The dinner has been a fixture of the USBWA landscape since the first one was held, also in St. Louis, at the 2005 Final Four.
The dinner started out as a fundraiser for the USBWA but has also become a celebration for college basketball. This is the only awards dinner in the country that is open to the general public where the top players in the country congregate at one site to be honored for their achievements during the season.
The USBWA has hosted a dinner 13 of the last 14 years, honoring the nation's player of the year with the Oscar Robertson Trophy, the freshman of the year with the Wayman Tisdale Award and the coach of the year with the Henry Iba Award.
This year for the first time, the USBWA will honor the nation's best women's player with the Ann Meyers Drysdale Award. The USBWA plans to expand the women's awards in the future by honoring the coach of the year.
The USBWA is partnering with the Missouri Athletic Club to bring the CBA dinner to St. Louis this year and the next two years. The MAC also hosts the Herman Award dinner each year honoring the national player of the year in college soccer.
"The College Basketball Awards dinner is an annual highlight on the USBWA calendar, replete with the game's luminaries," said USBWA President David Teel, columnist for the Newport News Daily Press. "We're grateful to the Missouri Athletic Club for hosting this event."
The USBWA awards presentation was held during the Final Four for many years before moving to Oklahoma City for five years. After a one-year hiatus, the dinner returned to St. Louis last year, with the MAC successfully hosting the event before a sold-out crowd of over 500 people.
"We are thrilled to partner with the USBWA on this prestigious event," MAC President Wally Smith said. "For one night each year, the college basketball world is focused on St. Louis."

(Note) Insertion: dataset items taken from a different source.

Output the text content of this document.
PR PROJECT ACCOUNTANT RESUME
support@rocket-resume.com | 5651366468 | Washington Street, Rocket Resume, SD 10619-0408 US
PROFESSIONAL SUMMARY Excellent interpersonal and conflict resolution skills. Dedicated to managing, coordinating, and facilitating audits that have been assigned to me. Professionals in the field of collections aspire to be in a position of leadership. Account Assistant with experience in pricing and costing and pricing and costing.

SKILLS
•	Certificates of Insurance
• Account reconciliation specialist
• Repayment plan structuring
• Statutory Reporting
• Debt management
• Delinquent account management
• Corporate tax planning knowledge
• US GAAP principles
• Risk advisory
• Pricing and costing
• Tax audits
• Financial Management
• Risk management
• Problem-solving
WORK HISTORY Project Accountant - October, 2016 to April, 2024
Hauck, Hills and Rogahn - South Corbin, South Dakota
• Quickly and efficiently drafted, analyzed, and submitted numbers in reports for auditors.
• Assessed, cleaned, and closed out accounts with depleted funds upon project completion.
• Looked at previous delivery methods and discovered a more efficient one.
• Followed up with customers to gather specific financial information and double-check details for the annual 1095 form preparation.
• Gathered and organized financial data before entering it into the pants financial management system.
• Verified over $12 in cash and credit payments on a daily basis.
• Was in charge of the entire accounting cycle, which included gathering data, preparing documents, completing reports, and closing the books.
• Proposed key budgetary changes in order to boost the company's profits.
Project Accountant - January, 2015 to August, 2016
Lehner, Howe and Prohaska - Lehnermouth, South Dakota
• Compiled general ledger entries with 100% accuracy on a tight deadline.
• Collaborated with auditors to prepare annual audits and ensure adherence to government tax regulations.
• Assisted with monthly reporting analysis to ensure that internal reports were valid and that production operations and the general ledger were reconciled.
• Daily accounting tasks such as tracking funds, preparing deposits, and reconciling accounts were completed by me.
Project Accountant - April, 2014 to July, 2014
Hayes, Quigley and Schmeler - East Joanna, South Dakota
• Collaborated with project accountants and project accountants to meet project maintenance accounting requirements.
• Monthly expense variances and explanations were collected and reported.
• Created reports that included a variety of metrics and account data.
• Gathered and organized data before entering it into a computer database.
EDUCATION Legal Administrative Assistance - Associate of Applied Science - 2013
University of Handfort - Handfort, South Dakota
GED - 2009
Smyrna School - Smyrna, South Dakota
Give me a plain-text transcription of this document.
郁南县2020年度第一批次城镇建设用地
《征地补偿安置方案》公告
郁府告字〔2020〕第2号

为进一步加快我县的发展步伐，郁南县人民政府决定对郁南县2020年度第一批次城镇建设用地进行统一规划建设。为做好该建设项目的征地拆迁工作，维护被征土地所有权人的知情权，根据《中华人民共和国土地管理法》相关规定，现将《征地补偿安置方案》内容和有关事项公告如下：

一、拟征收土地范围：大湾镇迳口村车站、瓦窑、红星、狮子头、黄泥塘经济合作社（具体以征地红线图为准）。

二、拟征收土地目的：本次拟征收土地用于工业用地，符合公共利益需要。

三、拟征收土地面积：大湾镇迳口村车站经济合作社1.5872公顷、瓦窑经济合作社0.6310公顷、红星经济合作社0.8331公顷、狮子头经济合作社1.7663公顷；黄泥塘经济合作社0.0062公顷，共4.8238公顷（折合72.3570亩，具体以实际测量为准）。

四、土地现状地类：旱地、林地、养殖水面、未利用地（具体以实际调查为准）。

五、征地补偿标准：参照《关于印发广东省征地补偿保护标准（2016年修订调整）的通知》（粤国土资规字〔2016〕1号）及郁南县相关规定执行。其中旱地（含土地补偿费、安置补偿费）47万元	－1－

Mitch closes out his career after 39 years with USBWA
Joe Mitch is retiring on May 31 after 36 years as executive director of the USBWA. He served three years as Tipoff editor before taking over the executive director's post in 1983.
During his career with the USBWA, membership grew from a few hundred to over 900 sportswriters and journalists covering college basketball.
Under Mitch, the USBWA initiated programs to promote college basketball and sports writing. He started a Hall of Fame for the organization. The USBWA began awarding college scholarships to students pursuing careers in sports journalism and sponsored a best-writing contest each season for stories written by students about college basketball.
The USBWA established partnerships with the NCAA and the NABC to improve working conditions for writers in such areas as access to players and coaches, security and seating at games. The USBWA began providing pool reporters for NCAA tournament games and partnered with the Associated Press Sports Editors to provide APSE representatives and assistance to media coordinators for all tournament games.
The USBWA began hosting a season-ending College Basketball Awards dinner each year that served as a fundraiser for the organization and honored the nation's best players and top coach.
The USBWA increased its role promoting women's basketball by naming an All-America team each season and selecting annual awards for player and coach of the year.
"Back in the day, the USBWA was a feel-good organization," said Dave Dorr, a member of the USBWA Hall of Fame and president in 1979-80. "Presidents' roles were largely honorary. Members were happy with their seating at big games.
"When money began driving college basketball decisions, the USBWA faced new challenges. Joe's management style of patience, sensitivity and ability to find sponsors carried the day. He transformed the USBWA. He's leaving with the organization at its apex. Members will long benefit from his legacy down the road."